Expect more such intolerance: in March 2012, the West Sumatra prosecutor’s office announced that the province hosted a total of “25 misleading sects” that merited official censure.

It’s no mystery why Indonesia’s Islamist militants have been emboldened to extend their acts of harassment, intimidation and violence against the country’s Sufis. Human Rights Watch issued a report in February documenting an alarming rise in religious intolerance and related acts of violence. The government of President Susilo Bambang Yudhoyono has proven unwilling to confront the perpetrators, enforce existing law and judicial decisions, and defend the rights to religious freedom embodied in Indonesia’s constitution and international law.

Indonesian government officials and security forces have often facilitated harassment and intimidation of religious minorities by militant Islamist groups or stood by while militants violently attacked religious minority communities. Such actions are in part made possible by discriminatory laws and regulations, including a blasphemy law that officially recognizes only six religions, and house of worship decrees that give local majority populations significant leverage over religious minority communities.

Indonesian government institutions have also played a role in the violation of the rights and freedoms of the country’s religious minorities. Those institutions, which include the Ministry of Religious Affairs, the Coordinating Board for Monitoring Mystical Beliefs in Society (Bakor Pakem) under the Attorney General’s Office, and the semi-official MUI, have eroded religious freedom by issuing decrees and fatwas against members of religious minorities and using their position of authority to press for the prosecution of “blasphemers.”

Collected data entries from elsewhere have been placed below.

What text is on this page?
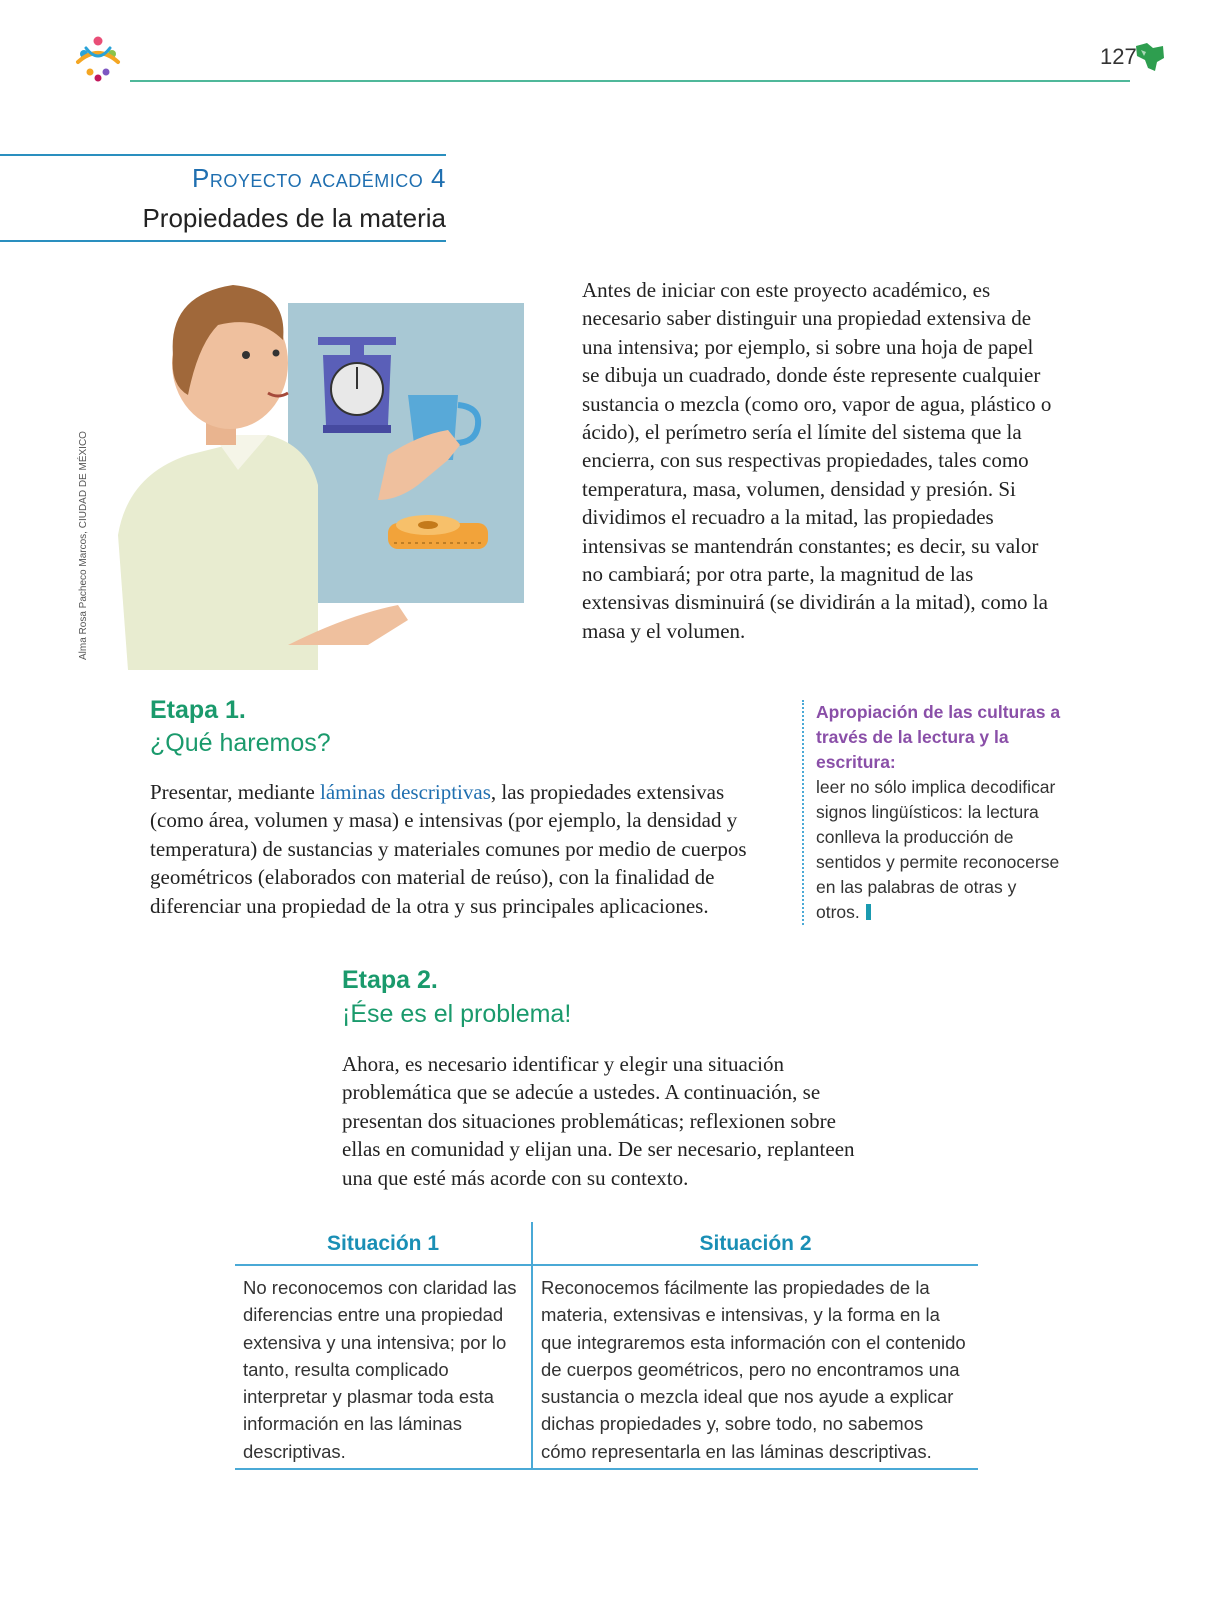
127
Proyecto académico 4
Propiedades de la materia
Alma Rosa Pacheco Marcos, CIUDAD DE MÉXICO
Antes de iniciar con este proyecto académico, es necesario saber distinguir una propiedad extensiva de una intensiva; por ejemplo, si sobre una hoja de papel se dibuja un cuadrado, donde éste represente cualquier sustancia o mezcla (como oro, vapor de agua, plástico o ácido), el perímetro sería el límite del sistema que la encierra, con sus respectivas propiedades, tales como temperatura, masa, volumen, densidad y presión. Si dividimos el recuadro a la mitad, las propiedades intensivas se mantendrán constantes; es decir, su valor no cambiará; por otra parte, la magnitud de las extensivas disminuirá (se dividirán a la mitad), como la masa y el volumen.
Etapa 1.
¿Qué haremos?
Presentar, mediante láminas descriptivas, las propiedades extensivas (como área, volumen y masa) e intensivas (por ejemplo, la densidad y temperatura) de sustancias y materiales comunes por medio de cuerpos geométricos (elaborados con material de reúso), con la finalidad de diferenciar una propiedad de la otra y sus principales aplicaciones.
Apropiación de las culturas a través de la lectura y la escritura:
leer no sólo implica decodificar signos lingüísticos: la lectura conlleva la producción de sentidos y permite reconocerse en las palabras de otras y otros.
Etapa 2.
¡Ése es el problema!
Ahora, es necesario identificar y elegir una situación problemática que se adecúe a ustedes. A continuación, se presentan dos situaciones problemáticas; reflexionen sobre ellas en comunidad y elijan una. De ser necesario, replanteen una que esté más acorde con su contexto.
Situación 1	Situación 2
No reconocemos con claridad las diferencias entre una propiedad extensiva y una intensiva; por lo tanto, resulta complicado interpretar y plasmar toda esta información en las láminas descriptivas.
Reconocemos fácilmente las propiedades de la materia, extensivas e intensivas, y la forma en la que integraremos esta información con el contenido de cuerpos geométricos, pero no encontramos una sustancia o mezcla ideal que nos ayude a explicar dichas propiedades y, sobre todo, no sabemos cómo representarla en las láminas descriptivas.
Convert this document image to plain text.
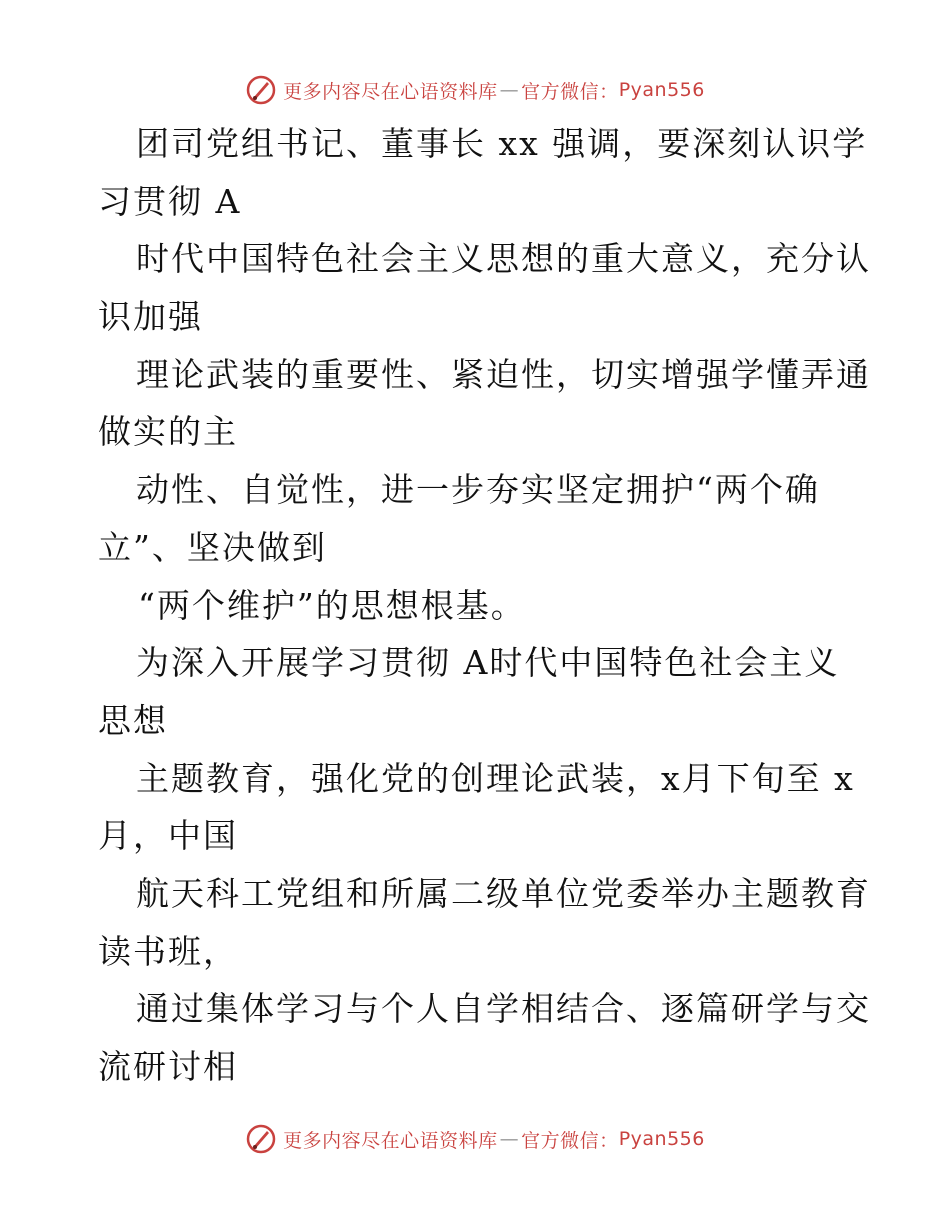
更多内容尽在心语资料库 — 官方微信： Pyan556
团司党组书记、董事长 xx 强调，要深刻认识学
习贯彻 A
时代中国特色社会主义思想的重大意义，充分认
识加强
理论武装的重要性、紧迫性，切实增强学懂弄通
做实的主
动性、自觉性，进一步夯实坚定拥护“两个确
立”、坚决做到
“两个维护”的思想根基。
为深入开展学习贯彻 A时代中国特色社会主义
思想
主题教育，强化党的创理论武装，x月下旬至 x
月，中国
航天科工党组和所属二级单位党委举办主题教育
读书班，
通过集体学习与个人自学相结合、逐篇研学与交
流研讨相
更多内容尽在心语资料库 — 官方微信： Pyan556
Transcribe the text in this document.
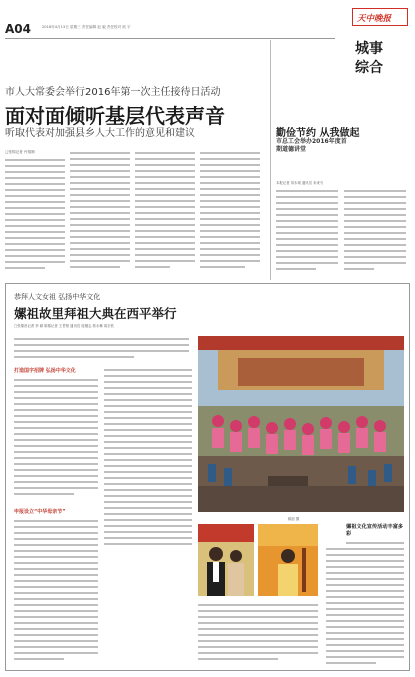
A04	2016年4月13日 星期三 责任编辑 赵 毅 责任校对 欧 宇
天中晚报
城事综合
市人大常委会举行2016年第一次主任接待日活动
面对面倾听基层代表声音
听取代表对加强县乡人大工作的意见和建议
□张棉记者 丹翔制
勤俭节约 从我做起
市总工会举办2016年度首期道德讲堂
本报记者 刘永城 通讯员 米来刃
恭拜人文女祖 弘扬中华文化
嫘祖故里拜祖大典在西平举行
□张棉晋记者 李 颖 陈棉记者 王君格 通讯员 庞楷志 郭永琳 周宏钦
打造国字招牌 弘扬中华文化
申报设立“中华母亲节”
顾浪 摄
嫘祖文化宣传活动丰富多彩
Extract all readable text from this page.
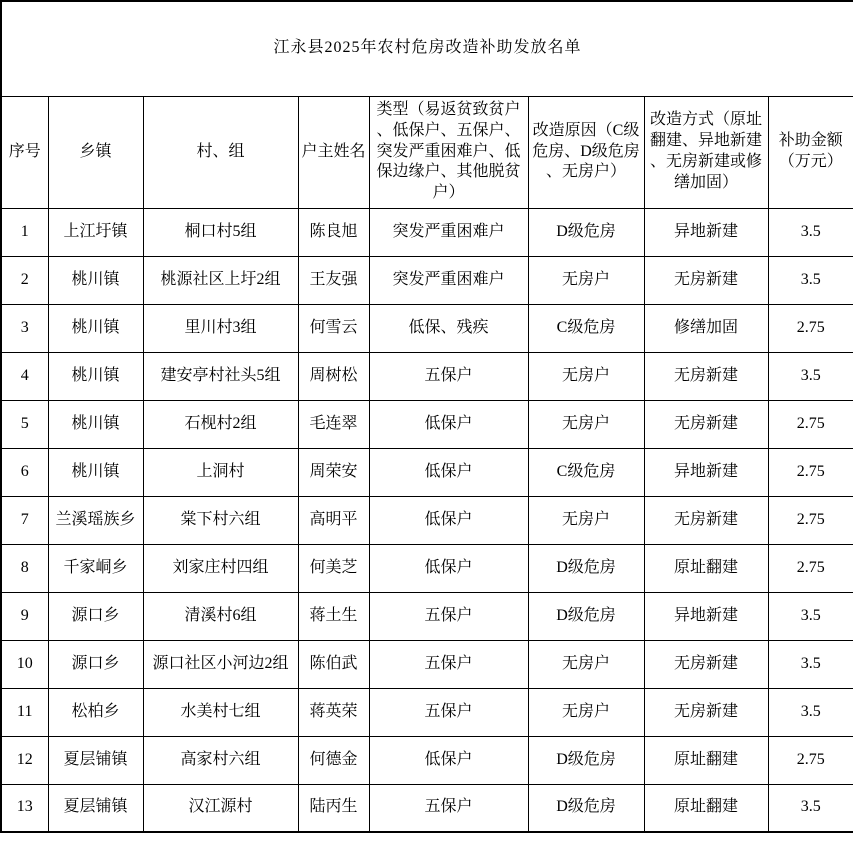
江永县2025年农村危房改造补助发放名单							
序号	乡镇	村、组	户主姓名	类型（易返贫致贫户、低保户、五保户、突发严重困难户、低保边缘户、其他脱贫户）	改造原因（C级危房、D级危房、无房户）	改造方式（原址翻建、异地新建、无房新建或修缮加固）	补助金额（万元）
1	上江圩镇	桐口村5组	陈良旭	突发严重困难户	D级危房	异地新建	3.5
2	桃川镇	桃源社区上圩2组	王友强	突发严重困难户	无房户	无房新建	3.5
3	桃川镇	里川村3组	何雪云	低保、残疾	C级危房	修缮加固	2.75
4	桃川镇	建安亭村社头5组	周树松	五保户	无房户	无房新建	3.5
5	桃川镇	石枧村2组	毛连翠	低保户	无房户	无房新建	2.75
6	桃川镇	上洞村	周荣安	低保户	C级危房	异地新建	2.75
7	兰溪瑶族乡	棠下村六组	高明平	低保户	无房户	无房新建	2.75
8	千家峒乡	刘家庄村四组	何美芝	低保户	D级危房	原址翻建	2.75
9	源口乡	清溪村6组	蒋土生	五保户	D级危房	异地新建	3.5
10	源口乡	源口社区小河边2组	陈伯武	五保户	无房户	无房新建	3.5
11	松柏乡	水美村七组	蒋英荣	五保户	无房户	无房新建	3.5
12	夏层铺镇	高家村六组	何德金	低保户	D级危房	原址翻建	2.75
13	夏层铺镇	汉江源村	陆丙生	五保户	D级危房	原址翻建	3.5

Human Rights Watch warned in February that a failure by Yudhoyono to act decisively against religious intolerance would foster a form of “toxic osmosis” that would only encourage Islamist militants to target new victims. Instead, Yudhoyono’s spokesman dismissed such concerns as “naive” and insisted that incidents of intolerance and violence by militant Islamist thugs against Indonesia’s religious minorities were merely expressions of “friction between groups.”

When I taught at the Ar Raniry Islamic Institute in Banda Aceh in the 1990s, I got to know some members of the religious minorities now under attack there. They deserve an end to the hate campaigns.

In May 2013, Yudhoyono promised that his government “would not tolerate any act of senseless violence committed by any group in the name of the religion.” Indonesia’s religious minorities, including the Sufis of Sumatra, need him to deliver on that promise.

Andreas Harsono is an Indonesia researcher at Human Rights Watch.